The “high-high” cluster, for example, can be of particular interest as it allows identification of a group of areas (i.e., counties, or states, in Atlas) where not only their own COVID-19 indicators are high but also they are surrounded by neighboring areas where the COVID-19 indicators are high.


Technical Specifications: We use a first-order queen contiguity weight and one CPU core2 to estimate the local Moran's I, with 999 Monte Carlo permutations and a 0.05 threshold for statistical significance. However, using GeoDa,3 others can replicate these results or employ different hyperparameters, such as different spatial weights to measure geographical similarity, different randomization options (e.g., number of Monte Carlo permutations and specific seeds), or different thresholds for statistical significance.


For more resources on LISA statistics and how to use them in the US Covid Atlas:


HOT SPOT BEST PRACTICES

The Atlas team recommends identifying hot spots two ways: using the total number of confirmed cases and by adjusting for population. Because of the infectious nature of COVID, high numbers of cases anywhere will be of concern. At the same time, identifying areas that have a disproportionately high number of cases within the population is needed to locate areas hit hardest by the pandemic.


The team further differentiates hot spot clusters and outliers: clusters are counties that have a high number of cases, and are surrounded by counties with a high number of cases. Outliers are areas that have a high number of cases within the county and fewer cases in neighboring counties, highlighting an emerging risk or priority for containment.


LISA hotspot map

County cluster hot spots(red) using confirmed cases of COVID-19


LISA hotspot map

County cluster hot spots(red) using population-weighted adjustment of COVID-19 cases

Limitations


There are multiple limitations in the analytic approach of the Atlas, though we attempt to minimize them.


  • LISA cluster analyses rely on computational inference which can generate sensitive results. Depending on the mechanism of disease spread (e.g., outbreaks in a small concentrated population versus slow community spread) and how the testing resources are utilized, the new case count time series can be clumped at times or suffer from seasonality. In such instances, LISA clusters can vary from one day to another. To alleviate this, we added the 7-day moving average of new cases, but these patterns could persist in the data and impact the calculation of LISA clusters.
  • While our dashboard provides a nuanced view of how the spatial patterns change over time and across the USA, it provides limited information with what could be the potential drivers, such as state-level policy and local mobility, and whether the pandemic is affecting certain groups of population disproportionately.
  • An effective and rapid policy response is highly dependent on having a good understanding of the underlying transmission mechanisms and vulnerable populations.
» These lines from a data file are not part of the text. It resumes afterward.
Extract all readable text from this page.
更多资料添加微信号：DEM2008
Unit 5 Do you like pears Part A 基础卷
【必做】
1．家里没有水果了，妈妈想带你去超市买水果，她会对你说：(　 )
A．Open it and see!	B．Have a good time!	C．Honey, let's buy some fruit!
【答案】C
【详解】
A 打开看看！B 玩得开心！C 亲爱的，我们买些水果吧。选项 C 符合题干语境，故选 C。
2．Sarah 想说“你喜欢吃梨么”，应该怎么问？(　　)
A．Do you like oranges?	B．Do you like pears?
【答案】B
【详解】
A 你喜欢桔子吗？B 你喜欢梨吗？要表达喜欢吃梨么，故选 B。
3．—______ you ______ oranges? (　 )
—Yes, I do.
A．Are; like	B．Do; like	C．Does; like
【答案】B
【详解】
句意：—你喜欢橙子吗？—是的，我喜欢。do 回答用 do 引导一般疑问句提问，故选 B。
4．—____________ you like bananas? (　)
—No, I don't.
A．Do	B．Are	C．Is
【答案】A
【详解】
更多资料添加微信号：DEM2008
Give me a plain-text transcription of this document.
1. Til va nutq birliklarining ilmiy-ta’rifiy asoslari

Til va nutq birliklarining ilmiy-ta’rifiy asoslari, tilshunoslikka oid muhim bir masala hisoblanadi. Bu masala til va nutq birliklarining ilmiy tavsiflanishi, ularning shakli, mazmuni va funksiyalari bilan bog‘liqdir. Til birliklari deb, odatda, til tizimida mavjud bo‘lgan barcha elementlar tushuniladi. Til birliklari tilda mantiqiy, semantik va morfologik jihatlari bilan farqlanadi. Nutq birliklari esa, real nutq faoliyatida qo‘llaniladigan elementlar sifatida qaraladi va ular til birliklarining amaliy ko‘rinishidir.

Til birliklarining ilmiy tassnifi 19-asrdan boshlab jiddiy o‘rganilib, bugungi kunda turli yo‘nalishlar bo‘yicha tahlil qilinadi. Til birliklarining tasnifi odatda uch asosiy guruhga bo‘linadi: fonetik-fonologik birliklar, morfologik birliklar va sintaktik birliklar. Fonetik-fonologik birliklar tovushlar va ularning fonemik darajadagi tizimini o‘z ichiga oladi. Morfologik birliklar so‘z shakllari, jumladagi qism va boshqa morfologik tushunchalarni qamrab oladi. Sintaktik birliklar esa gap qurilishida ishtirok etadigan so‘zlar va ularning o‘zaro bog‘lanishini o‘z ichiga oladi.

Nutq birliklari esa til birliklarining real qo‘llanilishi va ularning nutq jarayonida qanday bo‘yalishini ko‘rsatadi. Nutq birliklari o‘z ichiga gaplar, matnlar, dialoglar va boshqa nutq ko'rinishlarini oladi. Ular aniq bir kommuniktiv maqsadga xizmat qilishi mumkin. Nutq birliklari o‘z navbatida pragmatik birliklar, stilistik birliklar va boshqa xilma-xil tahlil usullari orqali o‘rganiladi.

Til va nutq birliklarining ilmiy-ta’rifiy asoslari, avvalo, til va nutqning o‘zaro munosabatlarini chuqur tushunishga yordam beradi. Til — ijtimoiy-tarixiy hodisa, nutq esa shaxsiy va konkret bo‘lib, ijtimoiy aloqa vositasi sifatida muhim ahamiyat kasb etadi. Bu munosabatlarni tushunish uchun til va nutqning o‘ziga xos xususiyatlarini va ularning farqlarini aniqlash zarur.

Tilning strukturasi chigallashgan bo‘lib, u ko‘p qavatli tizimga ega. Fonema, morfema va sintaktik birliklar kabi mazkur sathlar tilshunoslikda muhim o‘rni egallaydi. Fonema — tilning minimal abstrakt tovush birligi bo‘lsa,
Including fine-resolution, sub-county non-pharmaceutical policies, social mobility, hospitalization, and infection rates by race and ethnicity, would improve the policy response and adaptation in future Pandemics. The true spatial scale of the COVID-19 pandemic is arguably at an even finer resolution than county level, but the data below the county-level resolution currently remains unavailable for the entire country.

In the early stages of the pandemic, individual variables were thought to better capture the different phenomena that were considered important and interesting to the widest range of users that we worked with. As the pandemic shifted towards recovery and equilibrium, multiple composite indices have emerged to be tailored to unique features of the pandemic directly.